The highlight of visits will be "Hommage à Rosa Luxemburg," a 131-foot-long fresco created in 1992 with spray paint. This masterpiece will be hung in a circular space designed to promote immersion in the artwork.
Three works from the collection are currently located in the office or official apartment of Premier François Legault in Quebec City. These include the bronze "Floraison" (1973), the canvas "Sans titre" (1960), and the lithograph "L'original rouge" (1981), whose loan will end in November 2026, one month after the general elections.
The initial budget for the Riopelle Space was 44 million Canadian dollars. However, it doubled during the course of the project to reach 84 million dollars. Funding is shared between the Ministry of Culture (44 million), the City of Quebec (5 million), patrons of the Jean Paul Riopelle Foundation (25 million), and the MNBAQ Foundation (10 million).

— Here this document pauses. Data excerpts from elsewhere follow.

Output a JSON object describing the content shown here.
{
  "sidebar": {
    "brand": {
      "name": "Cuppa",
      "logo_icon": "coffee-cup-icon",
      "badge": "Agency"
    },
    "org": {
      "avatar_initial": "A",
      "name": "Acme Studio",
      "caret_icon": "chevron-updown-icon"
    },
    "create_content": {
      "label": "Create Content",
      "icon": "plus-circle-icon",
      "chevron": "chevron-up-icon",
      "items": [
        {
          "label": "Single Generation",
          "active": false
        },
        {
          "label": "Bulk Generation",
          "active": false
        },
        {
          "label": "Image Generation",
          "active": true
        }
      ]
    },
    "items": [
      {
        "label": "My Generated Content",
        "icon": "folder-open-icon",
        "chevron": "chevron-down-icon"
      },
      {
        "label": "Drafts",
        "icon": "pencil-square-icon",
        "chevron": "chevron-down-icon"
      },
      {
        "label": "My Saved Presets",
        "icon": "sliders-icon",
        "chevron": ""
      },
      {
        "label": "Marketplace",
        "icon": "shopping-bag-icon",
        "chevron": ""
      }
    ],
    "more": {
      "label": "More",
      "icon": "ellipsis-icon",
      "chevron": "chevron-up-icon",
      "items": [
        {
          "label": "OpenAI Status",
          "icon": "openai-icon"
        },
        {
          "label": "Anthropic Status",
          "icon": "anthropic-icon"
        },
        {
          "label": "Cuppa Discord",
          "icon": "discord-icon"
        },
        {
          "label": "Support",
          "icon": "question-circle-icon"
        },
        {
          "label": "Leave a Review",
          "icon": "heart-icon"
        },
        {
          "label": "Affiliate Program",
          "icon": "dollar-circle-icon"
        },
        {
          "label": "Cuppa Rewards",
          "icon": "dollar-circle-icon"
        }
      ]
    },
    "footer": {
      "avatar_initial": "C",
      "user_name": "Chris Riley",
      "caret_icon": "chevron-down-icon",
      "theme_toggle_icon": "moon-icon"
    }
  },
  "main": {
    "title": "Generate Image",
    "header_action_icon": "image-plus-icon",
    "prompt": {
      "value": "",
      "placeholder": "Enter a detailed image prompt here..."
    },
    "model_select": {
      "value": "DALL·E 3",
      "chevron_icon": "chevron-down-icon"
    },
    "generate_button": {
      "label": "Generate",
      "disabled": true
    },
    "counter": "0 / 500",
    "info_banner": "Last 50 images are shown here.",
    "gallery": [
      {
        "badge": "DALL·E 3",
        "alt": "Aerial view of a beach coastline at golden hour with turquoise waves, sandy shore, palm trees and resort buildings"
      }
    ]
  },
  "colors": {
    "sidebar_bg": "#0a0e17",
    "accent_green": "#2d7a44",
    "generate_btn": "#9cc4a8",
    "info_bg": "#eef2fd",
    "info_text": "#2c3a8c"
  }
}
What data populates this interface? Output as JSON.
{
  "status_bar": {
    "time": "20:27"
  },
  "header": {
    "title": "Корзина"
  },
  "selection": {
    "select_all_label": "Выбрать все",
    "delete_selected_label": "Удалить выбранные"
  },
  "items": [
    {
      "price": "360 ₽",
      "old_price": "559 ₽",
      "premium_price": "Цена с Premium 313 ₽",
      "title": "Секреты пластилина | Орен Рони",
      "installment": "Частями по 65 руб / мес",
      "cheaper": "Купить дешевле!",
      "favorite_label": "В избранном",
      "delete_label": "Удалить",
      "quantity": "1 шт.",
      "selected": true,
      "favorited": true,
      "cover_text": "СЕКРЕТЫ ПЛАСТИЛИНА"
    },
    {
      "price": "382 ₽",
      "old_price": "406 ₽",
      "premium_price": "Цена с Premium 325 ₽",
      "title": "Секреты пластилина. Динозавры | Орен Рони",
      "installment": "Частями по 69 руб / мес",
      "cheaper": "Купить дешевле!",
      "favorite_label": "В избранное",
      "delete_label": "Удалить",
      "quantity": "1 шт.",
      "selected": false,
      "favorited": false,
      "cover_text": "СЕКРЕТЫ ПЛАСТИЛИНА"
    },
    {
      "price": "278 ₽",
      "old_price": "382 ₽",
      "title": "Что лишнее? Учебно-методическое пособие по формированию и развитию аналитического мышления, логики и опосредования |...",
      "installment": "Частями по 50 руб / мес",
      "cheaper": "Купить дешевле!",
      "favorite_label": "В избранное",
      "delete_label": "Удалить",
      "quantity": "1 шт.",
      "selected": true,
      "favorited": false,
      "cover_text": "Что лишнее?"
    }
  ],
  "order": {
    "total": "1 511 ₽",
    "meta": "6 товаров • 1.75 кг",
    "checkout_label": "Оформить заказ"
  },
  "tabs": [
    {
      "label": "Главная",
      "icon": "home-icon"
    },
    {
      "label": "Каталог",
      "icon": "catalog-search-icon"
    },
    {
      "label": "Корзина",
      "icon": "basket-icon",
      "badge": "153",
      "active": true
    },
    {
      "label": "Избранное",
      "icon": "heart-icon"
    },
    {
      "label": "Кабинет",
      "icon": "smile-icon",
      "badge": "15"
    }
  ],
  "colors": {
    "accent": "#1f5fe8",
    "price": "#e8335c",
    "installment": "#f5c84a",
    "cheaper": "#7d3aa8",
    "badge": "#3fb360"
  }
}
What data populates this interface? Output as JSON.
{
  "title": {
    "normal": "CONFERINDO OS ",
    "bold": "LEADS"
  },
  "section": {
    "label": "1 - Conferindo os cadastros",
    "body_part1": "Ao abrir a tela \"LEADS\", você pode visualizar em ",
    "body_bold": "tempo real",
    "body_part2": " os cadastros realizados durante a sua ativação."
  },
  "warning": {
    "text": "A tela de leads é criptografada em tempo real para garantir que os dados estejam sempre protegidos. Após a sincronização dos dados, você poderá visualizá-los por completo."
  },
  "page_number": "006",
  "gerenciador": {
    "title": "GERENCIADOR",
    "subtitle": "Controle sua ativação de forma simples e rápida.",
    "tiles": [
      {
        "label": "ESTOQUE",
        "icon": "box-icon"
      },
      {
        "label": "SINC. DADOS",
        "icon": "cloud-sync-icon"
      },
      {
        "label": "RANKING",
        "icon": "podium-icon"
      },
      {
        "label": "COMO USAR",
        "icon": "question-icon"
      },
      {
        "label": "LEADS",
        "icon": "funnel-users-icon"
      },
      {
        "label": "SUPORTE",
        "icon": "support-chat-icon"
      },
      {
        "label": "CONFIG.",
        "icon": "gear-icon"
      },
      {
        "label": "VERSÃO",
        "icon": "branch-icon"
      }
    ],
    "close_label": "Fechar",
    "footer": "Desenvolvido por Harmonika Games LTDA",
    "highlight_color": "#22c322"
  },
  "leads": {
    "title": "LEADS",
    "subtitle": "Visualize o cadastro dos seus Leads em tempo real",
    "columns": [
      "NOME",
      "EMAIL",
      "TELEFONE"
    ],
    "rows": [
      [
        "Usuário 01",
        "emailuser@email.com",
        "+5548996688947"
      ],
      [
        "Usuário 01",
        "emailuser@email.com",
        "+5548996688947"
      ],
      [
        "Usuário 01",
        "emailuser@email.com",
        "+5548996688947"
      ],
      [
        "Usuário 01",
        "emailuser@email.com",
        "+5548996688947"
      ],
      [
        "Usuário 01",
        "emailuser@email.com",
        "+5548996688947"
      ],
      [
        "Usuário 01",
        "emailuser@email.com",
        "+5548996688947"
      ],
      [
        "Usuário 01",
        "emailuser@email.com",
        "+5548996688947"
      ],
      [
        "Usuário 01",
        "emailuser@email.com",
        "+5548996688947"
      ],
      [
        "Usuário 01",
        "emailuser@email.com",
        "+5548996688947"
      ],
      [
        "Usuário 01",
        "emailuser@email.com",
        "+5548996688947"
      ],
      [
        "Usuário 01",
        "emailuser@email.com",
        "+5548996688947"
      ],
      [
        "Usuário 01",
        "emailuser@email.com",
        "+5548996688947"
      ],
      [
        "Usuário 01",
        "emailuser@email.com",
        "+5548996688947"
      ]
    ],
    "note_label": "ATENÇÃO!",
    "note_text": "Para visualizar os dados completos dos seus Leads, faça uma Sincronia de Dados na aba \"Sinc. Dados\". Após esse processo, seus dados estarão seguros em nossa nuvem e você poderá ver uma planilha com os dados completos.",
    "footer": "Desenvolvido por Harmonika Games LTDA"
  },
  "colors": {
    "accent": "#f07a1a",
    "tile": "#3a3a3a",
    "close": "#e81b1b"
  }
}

Like the former reception pavilion, the new space will be accessible through its facade facing the Wolfe Monument, which marks the precise location where the victor of the Battle of the Plains of Abraham died from his wounds. A partially glazed tunnel will connect this brand-new building to the Pierre Lassonde Pavilion, inaugurated in 2016 at the site of a century-old convent that was then considered without value. The landscaping will include references to the Laurentian forest, so dear to the Quebec painter.